I got this question from a colleague who likes to solve Diophantine equations.
Find integer solution(s) for $\qquad\dfrac{m}{n}+ \dfrac{n+1}{m}=4$
Clearly $\space\space m=-4 \space\space $ and $\space\space n=-1\space\space $ is a solution, but we are wondering whether there are others.
What we have tried is that we got $\space \space m^2-4mn+n^2+n=0\space \space $ and thus it must be the case that $\space \space 3n^2-n\space \space $ is a perfect square. Then we are a bit stuck.

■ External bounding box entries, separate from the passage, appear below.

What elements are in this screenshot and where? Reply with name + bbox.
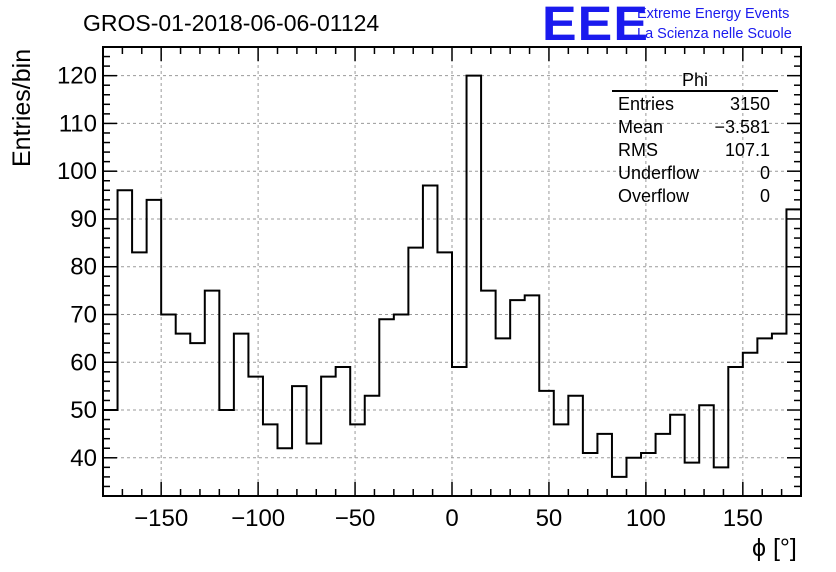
x-axis-label: ϕ [°] [752, 534, 797, 562]
x-tick-label: −100 [231, 505, 285, 532]
axis-tick-labels: −150 −100 −50 0 50 100 150 40 50 60 70 80 90 100 110 12… [57, 63, 763, 532]
stats-value: −3.581 [714, 117, 770, 137]
y-tick-label: 100 [57, 158, 97, 185]
stats-label: Overflow [618, 186, 690, 206]
y-tick-label: 50 [70, 397, 97, 424]
y-tick-label: 40 [70, 445, 97, 472]
stats-divider [612, 90, 778, 92]
logo-line-2: La Scienza nelle Scuole [637, 26, 792, 42]
stats-row: Entries 3150 [612, 93, 778, 116]
stats-label: Mean [618, 117, 664, 137]
stats-row: Mean −3.581 [612, 116, 778, 139]
stats-box: Phi Entries 3150 Mean −3.581 RMS 107.1 Unde… [612, 70, 778, 208]
histogram-line [102, 74, 802, 496]
stats-value: 107.1 [724, 140, 770, 160]
y-tick-label: 120 [57, 63, 97, 90]
stats-value: 0 [759, 163, 770, 183]
stats-value: 0 [759, 186, 770, 206]
stats-row: Underflow 0 [612, 162, 778, 185]
stats-row: Overflow 0 [612, 185, 778, 208]
eee-logo: EEE [542, 0, 649, 51]
stats-title: Phi [681, 70, 708, 90]
x-tick-label: 0 [445, 505, 458, 532]
y-tick-label: 110 [59, 110, 97, 137]
x-tick-label: 100 [626, 505, 666, 532]
logo-text: Extreme Energy Events La Scienza nelle S… [637, 4, 792, 44]
y-tick-label: 70 [70, 301, 97, 328]
y-tick-label: 90 [70, 206, 97, 233]
y-axis-label: Entries/bin [8, 48, 36, 167]
chart-title: GROS-01-2018-06-06-01124 [83, 10, 380, 36]
x-tick-label: −50 [335, 505, 376, 532]
x-tick-label: 50 [536, 505, 563, 532]
y-tick-label: 80 [70, 254, 97, 281]
y-tick-label: 60 [70, 349, 97, 376]
stats-label: RMS [618, 140, 658, 160]
x-tick-label: 150 [723, 505, 763, 532]
logo-line-1: Extreme Energy Events [637, 6, 790, 22]
stats-value: 3150 [729, 94, 770, 114]
x-tick-label: −150 [134, 505, 188, 532]
histogram-series [102, 74, 802, 496]
stats-row: RMS 107.1 [612, 139, 778, 162]
stats-label: Underflow [618, 163, 700, 183]
axis-ticks [102, 46, 802, 497]
stats-label: Entries [618, 94, 675, 114]
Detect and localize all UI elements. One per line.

Some algebraic manipulation shows that your equation, for $m,n\neq0$, is equivalent to $$(6n-1)^2-3(2m-4n)^2=1.\tag{1}$$ This is a Pell equation; setting $X:=6n-1$ and $Y:=2m-4n$ this is simply $$X^2-3Y^2=1.$$ Its integral solutions are well known; they are precisely the pairs of integers $(X_k,Y_k)$ of the form $$X_k+Y_k\sqrt{3}=\pm(2+\sqrt{3})^k,\tag{2}$$ for some integer $k$. We get a corresponding solution to $(1)$ if and only if $X_k\equiv5\pmod{6}$ and $Y_k\equiv0\pmod{2}$. This happens precisely when $k$ is even and we have the $-$-sign in $(2)$. So the solutions to your equation are precisely the pairs $(m,n)$ of the form $$m=\frac{3Y_l+2X_l+2}{6}\qquad\text{ and }\qquad n=\frac{X_l+1}{6},$$ where $X_l$ and $Y_l$ are the integers defined by $$X_l+Y_l\sqrt{3}=-(7+4\sqrt{3})^l.$$ For a few small values this yields the following solutions $(m,n)$: $$\begin{array}{r|rr} l&m&n&\\ \hline -3&-60&-225\\ -2&-4&-16\\ -1&0&-1\\ 0&0&0\\ 1&-4&-1\\ 2&-60&-16\\ 3&-840&-225\\ \end{array}$$ Note that $l=-1$ and $l=0$ yields solutions to $(1)$, but not to the original equation.
$3n^2 - n - k^2 = 0 \implies \triangle = 1+12k^2 = m^2 \implies m^2 - 3(2k)^2 = 1$. This Diophantine equation is known to have infinite solutions: with the initial one is $(m,k) = (7,2)$, and the next ones are : $(2m+6k,m+4k)$.